The trenches were dug by soldiers and there were three ways to dig them. Sometimes the soldiers would simply dig the trenches straight into the ground – a method known as entrenching. Entrenching was fast, but the soldiers were open to enemy fire while they dug. Another method was to extend a trench on one end.
Who introduced military discipline in archaeological camp?
To this also, perhaps, could be added a reaction to having Mortimer Wheeler – Britain’s archaeologist-cum-soldier par excellence – adopt Pitt Rivers as the prime ancestor for his idiosyncratic ‘archaeology as discipline/regimentation’ programme (1954: 2 & 3, pl.
Why did they dig trenches in WW1?
World War I was a war of trenches. After the early war of movement in the late summer of 1914, artillery and machine guns forced the armies on the Western Front to dig trenches to protect themselves. Fighting ground to a stalemate. British soldiers standing in water in a trench.

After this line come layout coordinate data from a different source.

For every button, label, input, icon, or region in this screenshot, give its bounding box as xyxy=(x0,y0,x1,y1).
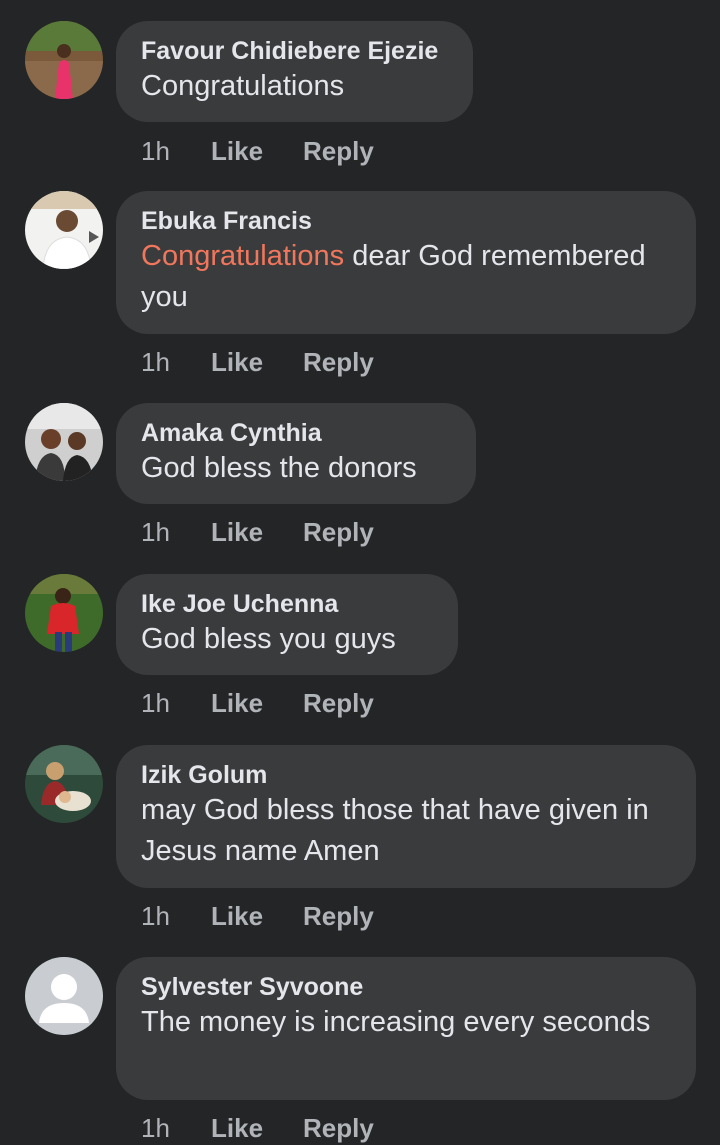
comment-bubble: Ebuka Francis Congratulations dear God r… xyxy=(116,191,696,334)
comment-bubble: Amaka Cynthia God bless the donors xyxy=(116,403,476,504)
comment-author[interactable]: Sylvester Syvoone xyxy=(141,972,671,1002)
reply-button[interactable]: Reply xyxy=(303,516,374,548)
reply-button[interactable]: Reply xyxy=(303,687,374,719)
comment-text: God bless you guys xyxy=(141,623,396,655)
profile-photo-icon xyxy=(25,191,103,269)
reply-button[interactable]: Reply xyxy=(303,900,374,932)
avatar[interactable] xyxy=(25,745,103,823)
comment-actions: 1h Like Reply xyxy=(141,1112,374,1144)
comment-timestamp[interactable]: 1h xyxy=(141,135,211,167)
avatar[interactable] xyxy=(25,574,103,652)
comment-text: Congratulations xyxy=(141,70,345,102)
comment-timestamp[interactable]: 1h xyxy=(141,346,211,378)
comment-author[interactable]: Ike Joe Uchenna xyxy=(141,589,433,619)
default-user-icon xyxy=(25,957,103,1035)
profile-photo-icon xyxy=(25,21,103,99)
avatar[interactable] xyxy=(25,191,103,269)
avatar[interactable] xyxy=(25,957,103,1035)
comment-author[interactable]: Amaka Cynthia xyxy=(141,418,451,448)
comment-timestamp[interactable]: 1h xyxy=(141,516,211,548)
comment-timestamp[interactable]: 1h xyxy=(141,1112,211,1144)
avatar[interactable] xyxy=(25,21,103,99)
comment-list: Favour Chidiebere Ejezie Congratulations… xyxy=(0,0,720,1145)
reply-button[interactable]: Reply xyxy=(303,346,374,378)
profile-photo-icon xyxy=(25,745,103,823)
comment-bubble: Favour Chidiebere Ejezie Congratulations xyxy=(116,21,473,122)
comment-author[interactable]: Favour Chidiebere Ejezie xyxy=(141,36,448,66)
comment-actions: 1h Like Reply xyxy=(141,346,374,378)
comment-mention[interactable]: Congratulations xyxy=(141,240,344,272)
reply-button[interactable]: Reply xyxy=(303,135,374,167)
like-button[interactable]: Like xyxy=(211,1112,303,1144)
comment-bubble: Sylvester Syvoone The money is increasin… xyxy=(116,957,696,1100)
comment-text: Congratulations dear God remembered you xyxy=(141,236,671,318)
comment-author[interactable]: Izik Golum xyxy=(141,760,671,790)
comment-actions: 1h Like Reply xyxy=(141,900,374,932)
profile-photo-icon xyxy=(25,574,103,652)
comment-actions: 1h Like Reply xyxy=(141,516,374,548)
comment-bubble: Ike Joe Uchenna God bless you guys xyxy=(116,574,458,675)
reply-button[interactable]: Reply xyxy=(303,1112,374,1144)
comment-author[interactable]: Ebuka Francis xyxy=(141,206,671,236)
comment-bubble: Izik Golum may God bless those that have… xyxy=(116,745,696,888)
like-button[interactable]: Like xyxy=(211,900,303,932)
comment-timestamp[interactable]: 1h xyxy=(141,900,211,932)
comment-timestamp[interactable]: 1h xyxy=(141,687,211,719)
like-button[interactable]: Like xyxy=(211,516,303,548)
comment-actions: 1h Like Reply xyxy=(141,687,374,719)
comment-text: may God bless those that have given in J… xyxy=(141,794,649,867)
comment-text: The money is increasing every seconds xyxy=(141,1006,651,1038)
like-button[interactable]: Like xyxy=(211,135,303,167)
profile-photo-icon xyxy=(25,403,103,481)
like-button[interactable]: Like xyxy=(211,346,303,378)
avatar[interactable] xyxy=(25,403,103,481)
comment-actions: 1h Like Reply xyxy=(141,135,374,167)
like-button[interactable]: Like xyxy=(211,687,303,719)
comment-text: God bless the donors xyxy=(141,452,417,484)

What is it called when soldiers dig trenches and fight from there?
Trench warfare is a type of combat in which the opposing sides attack, counterattack, and defend from relatively permanent systems of trenches dug into the ground.
What is antiquarian in Archaeology?
An antiquarian or antiquary (from the Latin: antiquarius, meaning pertaining to ancient times) is an aficionado or student of antiquities or things of the past. “Archaeology”, from 1607 onwards, initially meant what is now seen as “ancient history” generally, with the narrower modern sense first seen in 1837.
Who were the antiquarians and why include them in a history of Archaeology?
They usually were wealthy people. They collected artifacts and displayed them in cabinets of curios. Antiquarianism also focused on the empirical evidence that existed for the understanding of the past, encapsulated in the motto of the 18th-century antiquary Sir Richard Colt Hoare, “We speak from facts not theory”.